Auch das Kapitel Linksextremismus ist merkwürdig allgemein gehalten. Die Szene habe „in der jüngeren Vergangenheit keine Kampagnen initiiert“, die sich gegen „Medienvielfalt oder Meinungsfreiheit“ richte. Auch hier finden nur zwei Sachbeschädigungen von 2014 und 2019 Erwähnung.

Polizeigewalt wird nicht erwähnt

Benannt werden ausschließlich die Akteure, die im starren Extremismus-theoretischen Erklärungsmodell Platz finden. Das Medienmagazin ZAPP hatte am 25. Mai dazu getwittert.

So bleibt unerwähnt, dass mindestens 12 der 95 Angriffe von Polizeibeamt_innen im Dienst verübt wurden. Hier kam es zu Verletzungen mit Schlagstöcken und „dem Strahl eines Wasserwerfers, der gezielt auf als ‚Presse‘ gekennzeichnete Personen gerichtet wurde“, wie die Organisation Reporter ohne Grenzen berichtete. Journalist_innen wurden durch die Polizei bedrängt, geschlagen und durch Platzverweise und Durchsuchungen an ihrer Arbeit gehindert.
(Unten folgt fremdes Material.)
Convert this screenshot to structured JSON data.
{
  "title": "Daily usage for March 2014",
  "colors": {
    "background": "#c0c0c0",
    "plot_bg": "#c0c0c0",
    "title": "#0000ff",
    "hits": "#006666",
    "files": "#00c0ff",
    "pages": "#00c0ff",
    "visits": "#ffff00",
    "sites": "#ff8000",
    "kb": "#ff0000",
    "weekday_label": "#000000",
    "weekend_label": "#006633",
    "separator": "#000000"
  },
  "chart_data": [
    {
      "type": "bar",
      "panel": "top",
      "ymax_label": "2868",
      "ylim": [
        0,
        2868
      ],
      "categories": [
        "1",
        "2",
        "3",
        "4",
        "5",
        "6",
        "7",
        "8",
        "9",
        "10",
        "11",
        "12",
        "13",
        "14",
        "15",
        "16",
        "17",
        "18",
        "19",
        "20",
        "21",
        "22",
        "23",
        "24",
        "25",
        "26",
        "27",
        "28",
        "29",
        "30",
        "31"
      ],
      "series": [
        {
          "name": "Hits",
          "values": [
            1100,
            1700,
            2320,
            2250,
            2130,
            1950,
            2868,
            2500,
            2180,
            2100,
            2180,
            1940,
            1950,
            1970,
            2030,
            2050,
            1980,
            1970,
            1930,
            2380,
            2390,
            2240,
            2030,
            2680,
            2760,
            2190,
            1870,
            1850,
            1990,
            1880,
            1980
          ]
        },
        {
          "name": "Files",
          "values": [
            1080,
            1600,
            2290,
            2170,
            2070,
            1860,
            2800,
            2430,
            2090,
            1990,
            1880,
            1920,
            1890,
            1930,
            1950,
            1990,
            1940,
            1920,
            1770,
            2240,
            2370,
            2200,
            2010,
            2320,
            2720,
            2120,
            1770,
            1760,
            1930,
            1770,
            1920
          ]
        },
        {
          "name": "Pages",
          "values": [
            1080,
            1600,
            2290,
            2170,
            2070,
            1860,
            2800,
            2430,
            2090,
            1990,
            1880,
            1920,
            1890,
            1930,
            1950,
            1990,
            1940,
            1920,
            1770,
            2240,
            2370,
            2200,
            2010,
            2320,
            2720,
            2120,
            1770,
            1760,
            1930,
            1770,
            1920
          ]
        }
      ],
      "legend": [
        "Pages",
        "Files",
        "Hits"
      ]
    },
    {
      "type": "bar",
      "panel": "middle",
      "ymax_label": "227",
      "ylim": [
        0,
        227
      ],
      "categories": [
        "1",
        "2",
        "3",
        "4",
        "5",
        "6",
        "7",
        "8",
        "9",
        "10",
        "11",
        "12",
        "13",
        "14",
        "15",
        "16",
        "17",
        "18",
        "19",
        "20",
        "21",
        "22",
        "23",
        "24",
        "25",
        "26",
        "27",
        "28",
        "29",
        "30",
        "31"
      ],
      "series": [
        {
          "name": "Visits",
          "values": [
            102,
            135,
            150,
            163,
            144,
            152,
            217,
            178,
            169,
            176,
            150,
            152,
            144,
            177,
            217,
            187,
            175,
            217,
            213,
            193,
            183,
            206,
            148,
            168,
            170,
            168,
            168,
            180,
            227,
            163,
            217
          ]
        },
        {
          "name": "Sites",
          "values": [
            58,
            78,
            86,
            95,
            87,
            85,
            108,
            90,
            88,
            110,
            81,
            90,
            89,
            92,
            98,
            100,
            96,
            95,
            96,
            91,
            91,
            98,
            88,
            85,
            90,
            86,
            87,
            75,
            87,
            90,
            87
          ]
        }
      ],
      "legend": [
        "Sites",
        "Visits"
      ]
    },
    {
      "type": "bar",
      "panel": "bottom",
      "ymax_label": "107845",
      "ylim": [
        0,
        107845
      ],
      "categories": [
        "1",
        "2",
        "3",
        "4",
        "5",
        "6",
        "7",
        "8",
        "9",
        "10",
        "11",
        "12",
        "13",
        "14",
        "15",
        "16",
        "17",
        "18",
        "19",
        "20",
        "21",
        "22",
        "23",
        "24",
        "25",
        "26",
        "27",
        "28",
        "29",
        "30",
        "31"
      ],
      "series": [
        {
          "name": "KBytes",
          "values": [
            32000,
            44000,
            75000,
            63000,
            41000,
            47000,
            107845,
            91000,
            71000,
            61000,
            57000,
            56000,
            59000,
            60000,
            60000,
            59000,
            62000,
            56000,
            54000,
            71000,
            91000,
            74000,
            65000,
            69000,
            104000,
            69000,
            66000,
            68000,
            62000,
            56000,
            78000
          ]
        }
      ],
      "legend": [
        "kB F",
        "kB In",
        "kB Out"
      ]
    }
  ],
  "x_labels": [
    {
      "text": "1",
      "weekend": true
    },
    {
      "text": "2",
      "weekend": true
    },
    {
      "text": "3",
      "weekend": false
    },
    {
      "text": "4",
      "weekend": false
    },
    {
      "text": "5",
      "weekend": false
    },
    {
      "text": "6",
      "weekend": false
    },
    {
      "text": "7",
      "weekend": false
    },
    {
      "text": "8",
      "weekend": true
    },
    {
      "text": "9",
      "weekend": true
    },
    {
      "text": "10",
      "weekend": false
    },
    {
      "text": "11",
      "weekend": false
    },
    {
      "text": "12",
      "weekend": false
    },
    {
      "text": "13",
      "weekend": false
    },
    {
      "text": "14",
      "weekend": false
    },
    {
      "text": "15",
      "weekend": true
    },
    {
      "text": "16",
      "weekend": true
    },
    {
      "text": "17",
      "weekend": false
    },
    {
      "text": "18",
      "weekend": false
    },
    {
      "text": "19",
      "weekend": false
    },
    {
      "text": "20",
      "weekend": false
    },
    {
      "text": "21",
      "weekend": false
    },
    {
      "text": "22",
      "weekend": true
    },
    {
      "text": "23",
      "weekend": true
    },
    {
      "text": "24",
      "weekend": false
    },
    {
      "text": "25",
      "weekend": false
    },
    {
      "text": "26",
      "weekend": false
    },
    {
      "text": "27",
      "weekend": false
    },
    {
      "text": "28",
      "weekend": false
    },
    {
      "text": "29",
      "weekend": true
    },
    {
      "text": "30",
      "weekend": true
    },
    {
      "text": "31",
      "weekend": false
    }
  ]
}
Die zunehmenden Angriffe auf Presse- und Meinungsfreiheit kann man nicht ernst genug nehmen. Doch der Verfassungsschutz beweist mit seiner Herangehensweise, dass er nicht geeignet ist, zum Schutz von Journalist_innen beizutragen. Er leistet in der Auseinandersetzung einen Bärendienst, indem er den Blick auf die Fakten verstellt.